If saving money is one area you’ve struggled with within your budget, you can also use automatic saving and investing apps to commit to setting aside cash regularly. Debt repayment apps can help you stay on track with paying off student loans, credit cards or other debts. And some personal finance apps allow you to manage budgeting, saving, debt and investing all in one place to simplify things even further.
Using banking and personal finance apps can take some of the stress out of managing your money each month. The more you can simplify the thought process that goes into creating a budget, the easier it may be to follow through on the plan.
6. Fine-Tune Your Budget Regularly
Your budget, just like your life, can change and evolve. There may be new expenses to account for if you get married, start a family, buy a home or achieve any other major milestones.

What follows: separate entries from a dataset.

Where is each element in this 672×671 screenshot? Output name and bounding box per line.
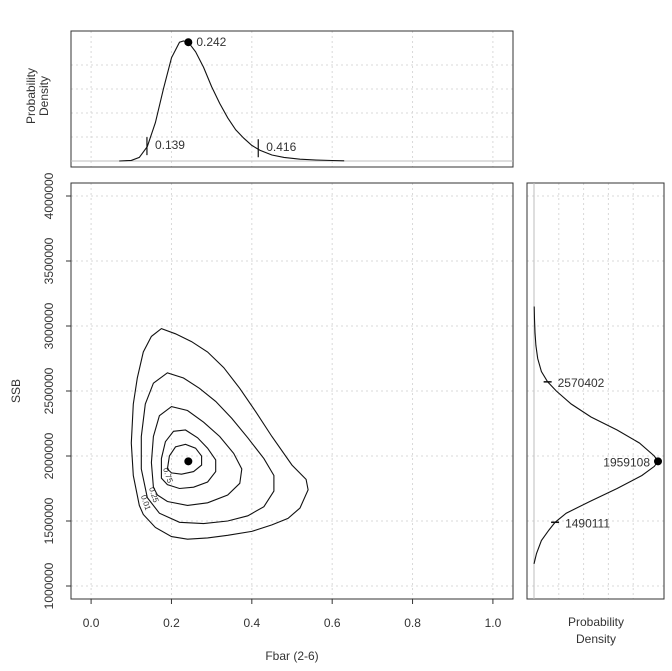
right-panel-frame [526,182,665,600]
contour-line [166,443,203,475]
marginal-layer: 0.242 0.139 0.416 1959108 2570402 1490111 [71,35,662,599]
x-axis-title: Fbar (2-6) [265,649,318,663]
x-tick-label: 0.8 [404,616,421,630]
y-tick-label: 2500000 [42,367,56,414]
grid-layer [71,31,664,599]
y-tick-label: 4000000 [42,172,56,219]
top-panel-frame [70,30,514,168]
right-density-curve [533,306,659,565]
right-xlabel-line-1: Probability [568,615,624,629]
y-tick-label: 2000000 [42,432,56,479]
right-quantile-label: 2570402 [558,376,605,390]
x-tick-label: 0.4 [243,616,260,630]
right-mode-point [654,457,662,466]
top-ylabel-line-1: Probability [24,68,38,124]
contour-line [150,406,243,506]
x-tick-label: 0.0 [83,616,100,630]
top-density-curve [119,40,345,162]
right-xlabel-line-2: Density [576,632,616,646]
top-quantile-label: 0.139 [155,138,185,152]
y-axis-title: SSB [9,379,23,403]
contour-line [160,429,217,490]
right-mode-label: 1959108 [603,455,650,469]
top-mode-point [184,38,193,47]
axes-layer: 0.0 0.2 0.4 0.6 0.8 1.0 1000000 1500000 2000000 2… [42,172,502,630]
y-tick-label: 3500000 [42,237,56,284]
contour-line [130,327,309,540]
x-tick-label: 1.0 [485,616,502,630]
contour-line [140,372,275,525]
contour-layer: 0.010.250.75 [130,327,309,540]
top-panel-y-title: Probability Density [24,68,51,124]
y-tick-label: 1500000 [42,497,56,544]
top-mode-label: 0.242 [196,35,226,49]
x-tick-label: 0.2 [163,616,180,630]
right-panel-x-title: Probability Density [568,615,624,646]
top-ylabel-line-2: Density [37,76,51,116]
right-quantile-label: 1490111 [565,516,610,530]
y-tick-label: 3000000 [42,302,56,349]
x-tick-label: 0.6 [324,616,341,630]
top-quantile-label: 0.416 [266,140,296,154]
y-tick-label: 1000000 [42,562,56,609]
joint-mode-point [184,457,193,466]
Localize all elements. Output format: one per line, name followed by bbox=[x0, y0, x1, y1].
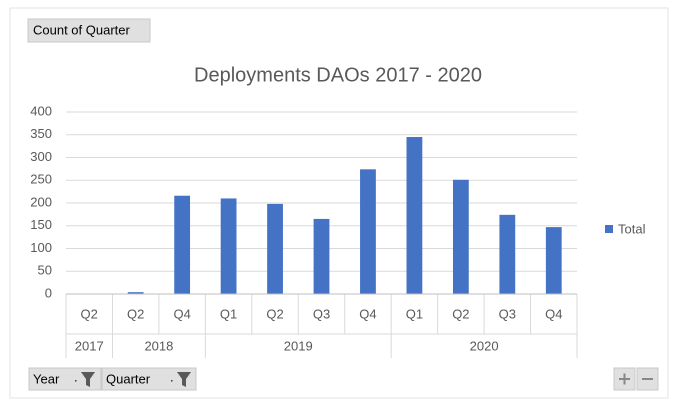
bar bbox=[313, 218, 330, 294]
plus-icon bbox=[619, 373, 630, 385]
legend-swatch bbox=[605, 225, 613, 233]
bar bbox=[452, 179, 469, 294]
value-field-button[interactable] bbox=[27, 18, 151, 43]
x-tick-label: Q3 bbox=[313, 306, 330, 321]
group-label: 2020 bbox=[470, 338, 499, 353]
y-tick-label: 350 bbox=[30, 126, 52, 141]
x-tick-label: Q2 bbox=[266, 306, 283, 321]
y-tick-label: 200 bbox=[30, 194, 52, 209]
y-tick-label: 250 bbox=[30, 172, 52, 187]
legend-label: Total bbox=[618, 221, 646, 236]
x-tick-label: Q2 bbox=[81, 306, 98, 321]
filter-icon[interactable] bbox=[177, 372, 191, 387]
bar bbox=[127, 292, 144, 294]
group-label: 2019 bbox=[284, 338, 313, 353]
y-tick-label: 50 bbox=[38, 263, 52, 278]
y-tick-label: 150 bbox=[30, 217, 52, 232]
bar bbox=[174, 195, 191, 294]
x-tick-label: Q1 bbox=[406, 306, 423, 321]
bar bbox=[220, 198, 237, 294]
x-tick-label: Q1 bbox=[220, 306, 237, 321]
value-field-label: Count of Quarter bbox=[33, 22, 130, 37]
filter-dot: . bbox=[170, 369, 174, 384]
x-tick-label: Q2 bbox=[127, 306, 144, 321]
filter-icon[interactable] bbox=[81, 372, 95, 387]
bar bbox=[267, 203, 283, 294]
year-field-label: Year bbox=[33, 371, 60, 386]
y-tick-label: 0 bbox=[45, 285, 52, 300]
x-tick-label: Q4 bbox=[173, 306, 190, 321]
y-tick-label: 300 bbox=[30, 149, 52, 164]
bar bbox=[406, 137, 423, 294]
filter-dot: . bbox=[74, 369, 78, 384]
bar bbox=[360, 169, 376, 294]
group-label: 2018 bbox=[144, 338, 173, 353]
x-tick-label: Q4 bbox=[359, 306, 376, 321]
bar bbox=[545, 227, 562, 294]
x-tick-label: Q3 bbox=[499, 306, 516, 321]
bar bbox=[499, 214, 516, 294]
y-tick-label: 400 bbox=[30, 103, 52, 118]
chart-title: Deployments DAOs 2017 - 2020 bbox=[194, 64, 482, 86]
group-label: 2017 bbox=[75, 338, 104, 353]
y-tick-label: 100 bbox=[30, 240, 52, 255]
x-tick-label: Q2 bbox=[452, 306, 469, 321]
quarter-field-label: Quarter bbox=[106, 371, 151, 386]
quarter-field-button[interactable] bbox=[101, 367, 197, 391]
x-tick-label: Q4 bbox=[545, 306, 562, 321]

And there may be some expenses that go away as you pay off student loans or become more intuitive about cutting out unnecessary costs.
What matters is that you continually revisit and review your budget to ensure that it’s still meeting your needs. Scheduling a monthly budget check-in—perhaps in the form of a budget date night with your spouse—can help you stay in touch with your spending and income. During your check-in, you can review:
- How your income may have increased or decreased over the previous month
- What you anticipate your income looking like for the month ahead
- Areas where you succeeded in spending less than what you planned
- Areas where you may have spent more than you initially planned
- Progress you’ve made toward your short- and long-term financial goals
The more you do this, the more comfortable you may feel with the idea of budgeting. And over time, you’ll begin to see the financial improvements that come from staying true to your budget.